The Fourth of July holiday may have meant a day off of work for a lot of us, but it sounds like the Atlantic City Beach Patrol had an extremely busy day at work.
On Monday, the Atlantic City Beach Patrol reported 111 water rescues to the Press of Atlantic City, bringing the seasonal total to 453 since Memorial Day.
Perhaps one of the most notable incidents on Monday came when a 70-year-old Egg Harbor Township man saved two children from drowning, 100-yards from the shore.
The 120-year-old Atlantic City Beach Patrol told the Press of Atlantic City that they average between 800 and 900 rescues between Memorial Day and Labor Day. That's an average of eight to nine rescues a day and this year, we're seeing an average of 13 rescues a day.

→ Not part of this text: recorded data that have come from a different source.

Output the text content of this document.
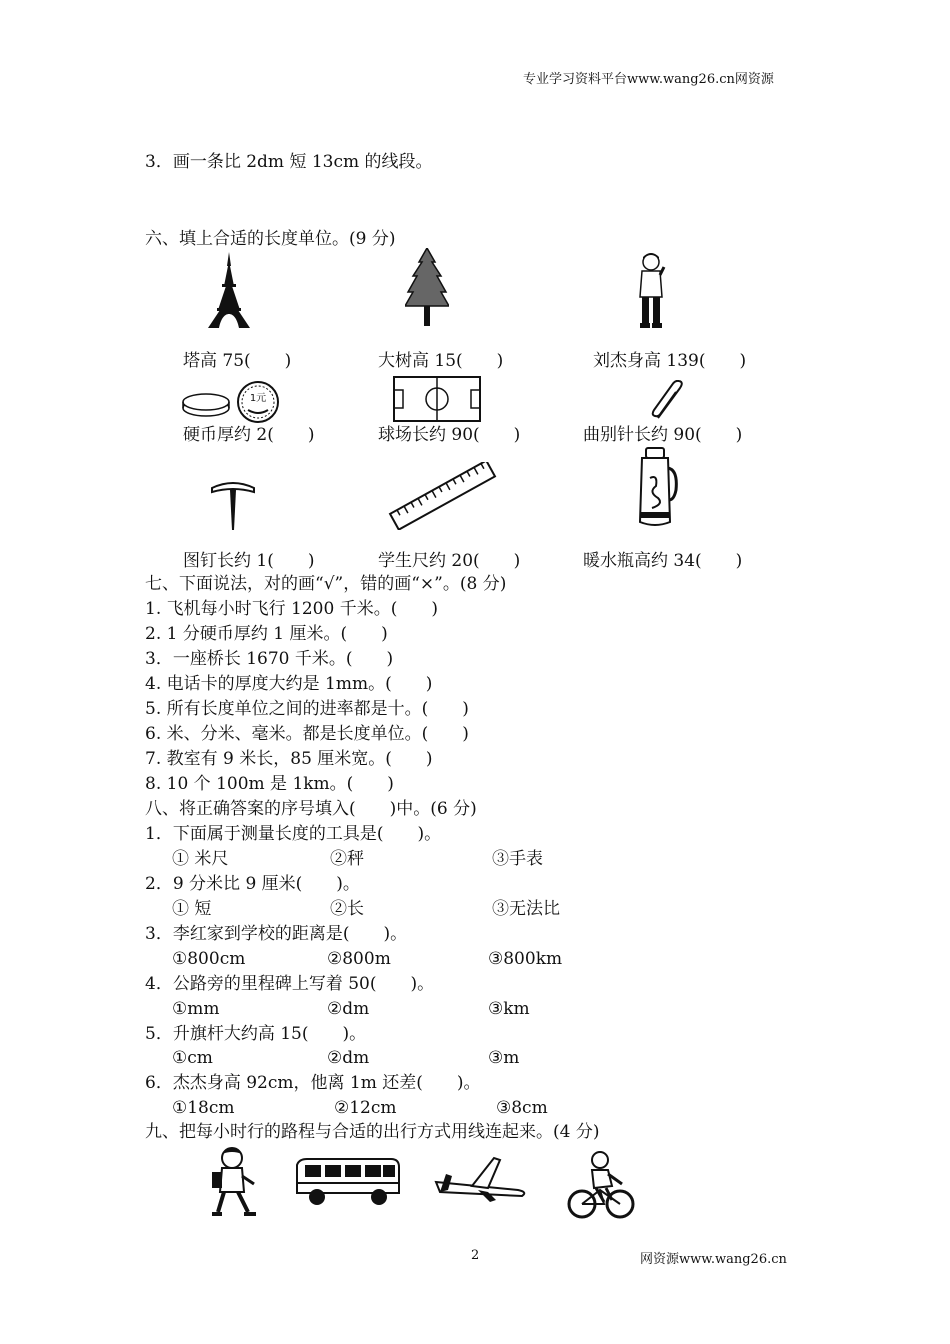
专业学习资料平台www.wang26.cn网资源
3．画一条比 2dm 短 13cm 的线段。
六、填上合适的长度单位。(9 分)
塔高 75(　　)	大树高 15(　　)	刘杰身高 139(　　)
1元
硬币厚约 2(　　)	球场长约 90(　　)	曲别针长约 90(　　)
图钉长约 1(　　)	学生尺约 20(　　)	暖水瓶高约 34(　　)
七、下面说法，对的画“√”，错的画“×”。(8 分)
1. 飞机每小时飞行 1200 千米。(　　)
2. 1 分硬币厚约 1 厘米。(　　)
3．一座桥长 1670 千米。(　　)
4. 电话卡的厚度大约是 1mm。(　　)
5. 所有长度单位之间的进率都是十。(　　)
6. 米、分米、毫米。都是长度单位。(　　)
7. 教室有 9 米长，85 厘米宽。(　　)
8. 10 个 100m 是 1km。(　　)
八、将正确答案的序号填入(　　)中。(6 分)
1．下面属于测量长度的工具是(　　)。
① 米尺	②秤	③手表
2．9 分米比 9 厘米(　　)。
① 短	②长	③无法比
3．李红家到学校的距离是(　　)。
①800cm	②800m	③800km
4．公路旁的里程碑上写着 50(　　)。
①mm	②dm	③km
5．升旗杆大约高 15(　　)。
①cm	②dm	③m
6．杰杰身高 92cm，他离 1m 还差(　　)。
①18cm	②12cm	③8cm
九、把每小时行的路程与合适的出行方式用线连起来。(4 分)
2	网资源www.wang26.cn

Rescues are defined as swimmers who require assistance getting back to the shore, according to the newspaper.
The beach patrol blames rip currents and rough surf for the high numbers this year.
“Even if the ocean appears safe, it’s an uncontrollable natural force. Anything can happen at any time,” Atlantic City Beach Patrol Chief Rod Aluise told the Press.
To avoid rip currents, the National Weather Service reminds us all of the importance of knowing how to swim.
“Swimming in a pool is not the same as swimming at a surf beach with crashing waves, winds and currents that can change suddenly,” according to their website.
In a safety video, they tell swimmers to remain calm to conserve energy. They also advise swimmers to avoid fighting the current, but to instead, swim parallel and then on an angle back to the shore.